Magazine

Overview

This collection of code samples accompany an article written for issue #34 of the magazine The Parallel Universe, an Intel publication. The articles focuses on Blaze-, Eigen-, and LIBXSMM-variants of Small Matrix Multiplications (SMMs). The set of sample codes now also includes a variant relying on BLAS and a variant that showcases LIBXSMM’s explicit batch-interface.

The baseline requirements are libraries that can operate on column-major storage order, “zero copy” when using existing memory buffers, and an API that is powerful enough to describe leading dimensions. Typically a library-internal parallelization of matrix multiplication is desired. However, for the magazine sample collection there is no performance gain expected since the matrices are small, and nested parallelism may only add overhead. Hence library-internal parallelism is disabled (BLAZE_USE_SHARED_MEMORY_PARALLELIZATION=0, EIGEN_DONT_PARALLELIZE). LIBXSMM provides parallelization on a per-functions basis and no global toggle is needed.

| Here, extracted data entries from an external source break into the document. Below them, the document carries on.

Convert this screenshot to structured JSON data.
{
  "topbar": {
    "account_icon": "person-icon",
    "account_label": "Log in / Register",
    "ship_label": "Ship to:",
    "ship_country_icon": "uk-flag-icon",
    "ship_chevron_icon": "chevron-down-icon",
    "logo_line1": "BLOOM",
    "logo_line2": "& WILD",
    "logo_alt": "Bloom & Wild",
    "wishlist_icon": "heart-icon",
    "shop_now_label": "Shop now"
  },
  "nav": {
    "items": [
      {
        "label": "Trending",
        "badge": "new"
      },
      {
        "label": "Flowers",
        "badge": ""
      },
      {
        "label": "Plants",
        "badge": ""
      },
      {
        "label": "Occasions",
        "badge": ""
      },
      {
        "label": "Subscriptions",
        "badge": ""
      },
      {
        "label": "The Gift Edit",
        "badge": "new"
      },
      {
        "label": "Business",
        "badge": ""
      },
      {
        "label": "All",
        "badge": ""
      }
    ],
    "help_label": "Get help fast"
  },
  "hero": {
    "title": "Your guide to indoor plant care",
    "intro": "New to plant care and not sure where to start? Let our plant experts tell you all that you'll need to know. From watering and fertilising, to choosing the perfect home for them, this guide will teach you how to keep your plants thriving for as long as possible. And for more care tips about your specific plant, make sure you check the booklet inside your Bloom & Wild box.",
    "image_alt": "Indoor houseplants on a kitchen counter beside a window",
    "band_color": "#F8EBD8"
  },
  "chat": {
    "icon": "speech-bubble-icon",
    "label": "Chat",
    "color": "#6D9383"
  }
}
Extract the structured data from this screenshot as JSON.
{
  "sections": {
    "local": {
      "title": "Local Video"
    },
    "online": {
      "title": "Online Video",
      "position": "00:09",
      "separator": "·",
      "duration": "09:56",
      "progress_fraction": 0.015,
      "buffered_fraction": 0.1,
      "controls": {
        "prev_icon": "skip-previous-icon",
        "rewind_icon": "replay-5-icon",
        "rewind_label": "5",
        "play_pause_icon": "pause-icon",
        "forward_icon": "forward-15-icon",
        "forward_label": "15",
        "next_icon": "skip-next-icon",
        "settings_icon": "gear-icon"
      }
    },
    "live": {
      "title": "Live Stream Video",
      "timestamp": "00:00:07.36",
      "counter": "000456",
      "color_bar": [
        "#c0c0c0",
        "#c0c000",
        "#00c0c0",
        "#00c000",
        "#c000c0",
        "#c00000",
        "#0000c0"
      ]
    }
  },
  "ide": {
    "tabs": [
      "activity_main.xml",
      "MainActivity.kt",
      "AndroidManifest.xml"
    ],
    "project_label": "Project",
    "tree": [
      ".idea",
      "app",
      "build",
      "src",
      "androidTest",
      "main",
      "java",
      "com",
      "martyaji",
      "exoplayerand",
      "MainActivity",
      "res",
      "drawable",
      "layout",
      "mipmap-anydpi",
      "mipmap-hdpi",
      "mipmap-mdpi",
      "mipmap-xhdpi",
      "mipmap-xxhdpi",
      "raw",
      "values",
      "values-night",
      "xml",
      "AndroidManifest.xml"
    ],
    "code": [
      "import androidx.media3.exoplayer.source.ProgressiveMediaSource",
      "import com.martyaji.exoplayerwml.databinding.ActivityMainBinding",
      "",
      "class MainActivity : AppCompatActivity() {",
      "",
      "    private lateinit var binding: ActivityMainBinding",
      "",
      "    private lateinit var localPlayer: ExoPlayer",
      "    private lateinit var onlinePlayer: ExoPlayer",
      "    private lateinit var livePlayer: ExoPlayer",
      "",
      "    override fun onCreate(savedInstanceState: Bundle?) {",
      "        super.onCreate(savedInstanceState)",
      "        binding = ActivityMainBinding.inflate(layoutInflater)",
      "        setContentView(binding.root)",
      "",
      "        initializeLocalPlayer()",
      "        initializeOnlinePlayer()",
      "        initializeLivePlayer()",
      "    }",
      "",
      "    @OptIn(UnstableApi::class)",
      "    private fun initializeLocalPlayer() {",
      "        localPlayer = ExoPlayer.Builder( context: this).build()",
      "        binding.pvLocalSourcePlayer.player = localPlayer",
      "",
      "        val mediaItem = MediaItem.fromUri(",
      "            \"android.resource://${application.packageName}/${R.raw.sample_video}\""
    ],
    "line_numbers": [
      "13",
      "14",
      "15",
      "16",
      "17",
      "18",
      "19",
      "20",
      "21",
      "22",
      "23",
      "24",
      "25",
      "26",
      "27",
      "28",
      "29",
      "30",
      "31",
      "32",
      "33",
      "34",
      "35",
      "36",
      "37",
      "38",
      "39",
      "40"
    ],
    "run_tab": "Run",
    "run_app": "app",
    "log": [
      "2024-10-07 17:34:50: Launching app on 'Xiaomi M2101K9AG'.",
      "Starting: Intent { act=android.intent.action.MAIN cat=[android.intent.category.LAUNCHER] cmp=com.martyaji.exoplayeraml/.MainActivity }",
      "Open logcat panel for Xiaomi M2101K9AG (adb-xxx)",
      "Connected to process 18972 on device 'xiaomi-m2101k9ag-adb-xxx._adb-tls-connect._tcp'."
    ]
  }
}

The sample codes rely on the minimum programming language supported by the library in question (API): C++ in case of Blaze and Eigen, and C in case of LIBXSMM (both C++ and Fortran interfaces are available as well). For Blaze and Eigen, the build-system ensures to not map implementation into a BLAS library (normally desired but this would not test the library-native implementation).

Results

To reproduce or repeat the performance measurements on a system of choice, all matrix operands are streamed by default. The file magazine.h can be edited to reproduce the desired combination (STREAM_A, STREAM_B, and STREAM_C). Whether or not matrix operands are streamed is motivated in publication. To reduce dependency on the compiler’s OpenMP implementation, the benchmarks run single-threaded by default (make OMP=1 can parallelize the batch of matrix multiplications). The outer/batch-level parallelization is also disabled to avoid accounting for proper first-touch memory population on multi-socket systems (NUMA). For the latter, the init-function (located in magazine.h) is not parallelized for simplicity.

cd libxsmm; make
cd samples/magazine; make

To run the benchmark kernels presented by the article:

./benchmark.sh

Please note that if multiple threads are enabled and used, an appropriate pin-strategy should be used (OMP_PLACES=threads, OMP_PROC_BIND=TRUE). To finally produce the benchmark charts:

./benchmark-plot.sh blaze
./benchmark-plot.sh eigen
./benchmark-plot.sh xsmm

The plot script relies at least on Gnuplot. ImageMagick (mogrify) can be also useful if PNGs are created, e.g., ./benchmark-plot.sh xsmm png 0 (the last argument disables single-file charts in contrast to multi-page PDFs created by default, the option also disables chart titles).

The set of kernels executed during the benchmark can be larger than the kernels presented by the plots: benchmark.set selects the kernels independent of the kernels executed (union).